In this section, we repeated one hundred runs independently for each GP system. Generalization error is the median of testing error of the best individual from all these runs. The Table 4 shows the generalization error or testing error (fittest) GP, BVGP and BVGP*, bold values indicate that the corresponding method is the best result. We see that with most of problems (BEN_1, BEN_2, BEN_3, BEN_4, BEN_5, BEN_7, UCI_1) fittest error of BVGP* is smaller than that of GP and BVGP or generalization ability of BVGP* is better than that of GP and BVGP. However, with UCI_2, generalization ability of BVGP* is much worse than that of GP and BVGP. The cause can be the learned model by BVGP is under-fit on this problem.

It is noted that both the GP and BVGP use the bias on the original training dataset (Bias(D)) as the optimal goal, this lead to over-fitting when the size of the training sample is limited or there is noise in the train data or the sampling process is bad. BVGP* rather than using Bias(D), it uses the mean of the empirical bootstrap error distribution (\(Bias (D^{*})\)) as one of the optimal goals. So, it can avoid the sampling bias issues that lead to over-fitting solution as showed above. This explains why the results by BVGP* are better than those of GP and BVGP in most of problems.

Table 4. Summary of fittest error (median). Statistics based on 100 independent runs. Bold values indicate that the method is the best.
Table 5. Evaluation time (median), model complexity (median) is the average number of nodes on the best individual. Statistics based on 100 independent runs. Bold values indicate the method is the best.
Fig. 1.
figure 1

The evaluation time of genotype (a) is similar to that of genotype (b), but their different model complexities are different.

5.2 Model Complexity and Evaluation Time

In this section, we repeated one hundred runs independently for each GP system. Generalization error is the median of testing error of the best individual from these runs.

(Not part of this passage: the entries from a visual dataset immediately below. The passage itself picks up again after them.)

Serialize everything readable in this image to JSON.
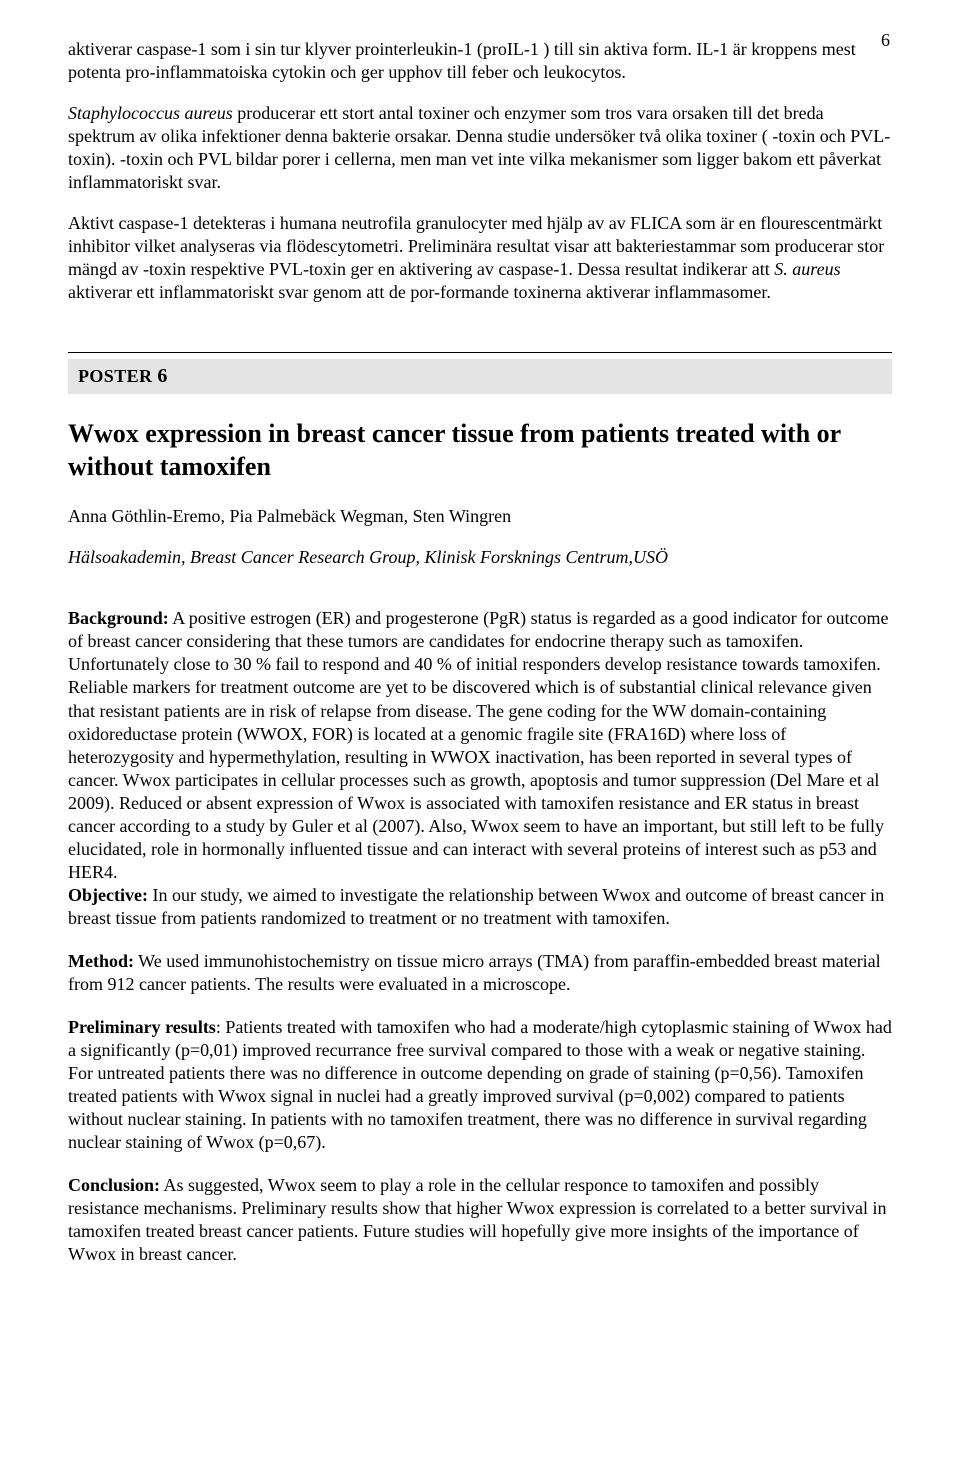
{
  "pageNumber": "6",
  "top": {
    "p1": "aktiverar caspase-1 som i sin tur klyver prointerleukin-1   (proIL-1  ) till sin aktiva form. IL-1   är kroppens mest potenta pro-inflammatoiska cytokin och ger upphov till feber och leukocytos.",
    "p2a": "Staphylococcus aureus",
    "p2b": " producerar ett stort antal toxiner och enzymer som tros vara orsaken till det breda spektrum av olika infektioner denna bakterie orsakar. Denna studie undersöker två olika toxiner (   -toxin och PVL-toxin).    -toxin och PVL bildar porer i cellerna, men man vet inte vilka mekanismer som ligger bakom ett påverkat inflammatoriskt svar.",
    "p3a": "Aktivt caspase-1 detekteras i humana neutrofila granulocyter med hjälp av av FLICA som är en flourescentmärkt inhibitor vilket analyseras via flödescytometri. Preliminära resultat visar att bakteriestammar som producerar stor mängd av    -toxin respektive PVL-toxin ger en aktivering av caspase-1. Dessa resultat indikerar att ",
    "p3b": "S. aureus",
    "p3c": " aktiverar ett inflammatoriskt svar genom att de por-formande toxinerna aktiverar inflammasomer."
  },
  "poster": {
    "label": "POSTER ",
    "num": "6",
    "title": "Wwox expression in breast cancer tissue from patients treated with or without tamoxifen",
    "authors": "Anna Göthlin-Eremo, Pia Palmebäck Wegman, Sten Wingren",
    "affiliation": "Hälsoakademin, Breast Cancer Research Group, Klinisk Forsknings Centrum,USÖ",
    "bgLabel": "Background:",
    "bgText": " A positive estrogen (ER) and progesterone (PgR) status is regarded as a good indicator for outcome of breast cancer considering that these tumors are candidates for endocrine therapy such as tamoxifen. Unfortunately close to 30 % fail to respond and 40 % of initial responders develop resistance towards tamoxifen. Reliable markers for treatment outcome are yet to be discovered which is of substantial clinical relevance given that resistant patients are in risk of relapse from disease. The gene coding for the WW domain-containing oxidoreductase protein (WWOX, FOR) is located at a genomic fragile site (FRA16D) where loss of heterozygosity and hypermethylation, resulting in WWOX inactivation, has been reported in several types of cancer. Wwox participates in cellular processes such as growth, apoptosis and tumor suppression (Del Mare et al 2009). Reduced or absent expression of Wwox is associated with tamoxifen resistance and ER status in breast cancer according to a study by Guler et al (2007). Also, Wwox seem to have an important, but still left to be fully elucidated, role in hormonally influented tissue and can interact with several proteins of interest such as p53 and HER4.",
    "objLabel": "Objective:",
    "objText": " In our study, we aimed to investigate the relationship between Wwox and outcome of breast cancer in breast tissue from patients randomized to treatment or no treatment with tamoxifen.",
    "methLabel": "Method:",
    "methText": " We used immunohistochemistry on tissue micro arrays (TMA) from paraffin-embedded breast material from 912 cancer patients. The results were evaluated in a microscope.",
    "prelLabel": "Preliminary results",
    "prelText": ": Patients treated with tamoxifen who had a moderate/high cytoplasmic staining of Wwox had a significantly (p=0,01) improved recurrance free survival compared to those with a weak or negative staining. For untreated patients there was no difference in outcome depending on grade of staining (p=0,56). Tamoxifen treated patients with Wwox signal in nuclei had a greatly improved survival (p=0,002) compared to patients without nuclear staining. In patients with no tamoxifen treatment, there was no difference in survival regarding nuclear staining of Wwox (p=0,67).",
    "concLabel": "Conclusion:",
    "concText": " As suggested, Wwox seem to play a role in the cellular responce to tamoxifen and possibly resistance mechanisms. Preliminary results show that higher Wwox expression is correlated to a better survival in tamoxifen treated breast cancer patients. Future studies will hopefully give more insights of the importance of Wwox in breast cancer."
  }
}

The Table 5 shows the evaluation time and model complexity of the best individual by GP, BVGP, BVGP*. Bold values indicate that the corresponding method is the best.

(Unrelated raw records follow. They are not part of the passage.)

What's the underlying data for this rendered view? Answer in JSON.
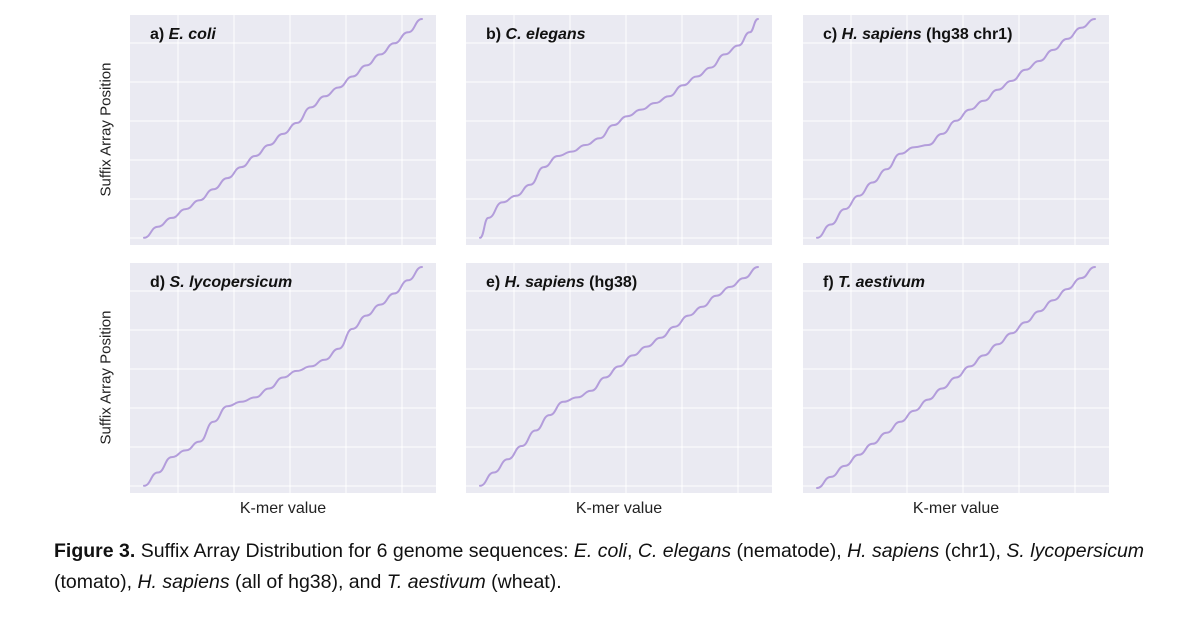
{
  "chart_data": [
    {
      "type": "line",
      "id": "a",
      "label_prefix": "a) ",
      "species": "E. coli",
      "label_suffix": "",
      "xlabel": "",
      "ylabel": "Suffix Array Position",
      "xlim": [
        0,
        1
      ],
      "ylim": [
        0,
        1
      ],
      "grid": true,
      "series_color": "#b39ddb",
      "x": [
        0,
        0.05,
        0.1,
        0.15,
        0.2,
        0.25,
        0.3,
        0.35,
        0.4,
        0.45,
        0.5,
        0.55,
        0.6,
        0.65,
        0.7,
        0.75,
        0.8,
        0.85,
        0.9,
        0.95,
        1
      ],
      "y": [
        0.01,
        0.06,
        0.1,
        0.14,
        0.18,
        0.23,
        0.28,
        0.33,
        0.38,
        0.43,
        0.48,
        0.53,
        0.6,
        0.65,
        0.69,
        0.74,
        0.79,
        0.84,
        0.89,
        0.94,
        1.0
      ]
    },
    {
      "type": "line",
      "id": "b",
      "label_prefix": "b) ",
      "species": "C. elegans",
      "label_suffix": "",
      "xlabel": "",
      "ylabel": "",
      "xlim": [
        0,
        1
      ],
      "ylim": [
        0,
        1
      ],
      "grid": true,
      "series_color": "#b39ddb",
      "x": [
        0,
        0.03,
        0.08,
        0.13,
        0.18,
        0.23,
        0.28,
        0.33,
        0.38,
        0.43,
        0.48,
        0.53,
        0.58,
        0.63,
        0.68,
        0.73,
        0.78,
        0.83,
        0.88,
        0.93,
        0.97,
        1
      ],
      "y": [
        0.01,
        0.1,
        0.17,
        0.2,
        0.25,
        0.33,
        0.38,
        0.4,
        0.43,
        0.46,
        0.52,
        0.56,
        0.59,
        0.62,
        0.65,
        0.7,
        0.74,
        0.78,
        0.84,
        0.88,
        0.94,
        1.0
      ]
    },
    {
      "type": "line",
      "id": "c",
      "label_prefix": "c) ",
      "species": "H. sapiens",
      "label_suffix": " (hg38 chr1)",
      "xlabel": "",
      "ylabel": "",
      "xlim": [
        0,
        1
      ],
      "ylim": [
        0,
        1
      ],
      "grid": true,
      "series_color": "#b39ddb",
      "x": [
        0,
        0.05,
        0.1,
        0.15,
        0.2,
        0.25,
        0.3,
        0.35,
        0.4,
        0.45,
        0.5,
        0.55,
        0.6,
        0.65,
        0.7,
        0.75,
        0.8,
        0.85,
        0.9,
        0.95,
        1
      ],
      "y": [
        0.01,
        0.07,
        0.14,
        0.2,
        0.26,
        0.32,
        0.39,
        0.42,
        0.43,
        0.48,
        0.54,
        0.59,
        0.63,
        0.68,
        0.72,
        0.77,
        0.81,
        0.86,
        0.91,
        0.96,
        1.0
      ]
    },
    {
      "type": "line",
      "id": "d",
      "label_prefix": "d) ",
      "species": "S. lycopersicum",
      "label_suffix": "",
      "xlabel": "K-mer value",
      "ylabel": "Suffix Array Position",
      "xlim": [
        0,
        1
      ],
      "ylim": [
        0,
        1
      ],
      "grid": true,
      "series_color": "#b39ddb",
      "x": [
        0,
        0.05,
        0.1,
        0.15,
        0.2,
        0.25,
        0.3,
        0.35,
        0.4,
        0.45,
        0.5,
        0.55,
        0.6,
        0.65,
        0.7,
        0.75,
        0.8,
        0.85,
        0.9,
        0.95,
        1
      ],
      "y": [
        0.01,
        0.07,
        0.14,
        0.17,
        0.21,
        0.3,
        0.37,
        0.39,
        0.41,
        0.45,
        0.5,
        0.53,
        0.55,
        0.58,
        0.63,
        0.72,
        0.78,
        0.83,
        0.88,
        0.94,
        1.0
      ]
    },
    {
      "type": "line",
      "id": "e",
      "label_prefix": "e) ",
      "species": "H. sapiens",
      "label_suffix": " (hg38)",
      "xlabel": "K-mer value",
      "ylabel": "",
      "xlim": [
        0,
        1
      ],
      "ylim": [
        0,
        1
      ],
      "grid": true,
      "series_color": "#b39ddb",
      "x": [
        0,
        0.05,
        0.1,
        0.15,
        0.2,
        0.25,
        0.3,
        0.35,
        0.4,
        0.45,
        0.5,
        0.55,
        0.6,
        0.65,
        0.7,
        0.75,
        0.8,
        0.85,
        0.9,
        0.95,
        1
      ],
      "y": [
        0.01,
        0.07,
        0.13,
        0.19,
        0.26,
        0.33,
        0.39,
        0.41,
        0.44,
        0.5,
        0.55,
        0.6,
        0.64,
        0.68,
        0.73,
        0.78,
        0.82,
        0.87,
        0.91,
        0.95,
        1.0
      ]
    },
    {
      "type": "line",
      "id": "f",
      "label_prefix": "f) ",
      "species": "T. aestivum",
      "label_suffix": "",
      "xlabel": "K-mer value",
      "ylabel": "",
      "xlim": [
        0,
        1
      ],
      "ylim": [
        0,
        1
      ],
      "grid": true,
      "series_color": "#b39ddb",
      "x": [
        0,
        0.05,
        0.1,
        0.15,
        0.2,
        0.25,
        0.3,
        0.35,
        0.4,
        0.45,
        0.5,
        0.55,
        0.6,
        0.65,
        0.7,
        0.75,
        0.8,
        0.85,
        0.9,
        0.95,
        1
      ],
      "y": [
        0.0,
        0.05,
        0.1,
        0.15,
        0.2,
        0.25,
        0.3,
        0.35,
        0.4,
        0.45,
        0.5,
        0.55,
        0.6,
        0.65,
        0.7,
        0.75,
        0.8,
        0.85,
        0.9,
        0.95,
        1.0
      ]
    }
  ],
  "caption": {
    "label": "Figure 3.",
    "t1": " Suffix Array Distribution for 6 genome sequences: ",
    "s1": "E. coli",
    "t2": ", ",
    "s2": "C. elegans",
    "t3": " (nematode), ",
    "s3": "H. sapiens",
    "t4": " (chr1), ",
    "s4": "S. lycopersicum",
    "t5": " (tomato), ",
    "s5": "H. sapiens",
    "t6": " (all of hg38), and ",
    "s6": "T. aestivum",
    "t7": " (wheat)."
  }
}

Here, the evaluation time is measured in milliseconds. It is effected mainly by model complexity. Similar to fittest error, in all problems (10/10 problems, see bold lines), BVGP* is faster than GP since it leaned the smaller model (see corresponding lines at the column Evaluation time). Comparing to BVGP, BVGP* also learned the model with smaller complexity with most of problems (7/10 problems, see bold lines), so it is faster than BVGP or evaluation time is smaller. It is noted that, on BEN_6, the model complexity of BVGP* is larger while the its evaluation time is smaller than that of other methods. It can be caused by genotype of the learned model by BVGP* contains various operators that effect to evaluation time, i.e., considering two genotypes as shown in Fig. 1, although the model complexities of them are different, the evaluation time of them are similar.

6 Conclusion and Future Work

In this paper, we proposed the variation on the fitness function (BVGP*). It is based on the bias-variance decomposition and the method BVGP. Analyses of empirical results show that this approach has some advantages: (1) BVGP* can help reduce over-fitting on the problems that GP and BVGP were over-fitted; (2) It runs faster with simpler solution.

There are several future research directions arisen from this paper. First we need a more natural fitness representation way in bringing two components directly into the process of evolution. Second, we need a new selection mechanism corresponding to this fitness representation.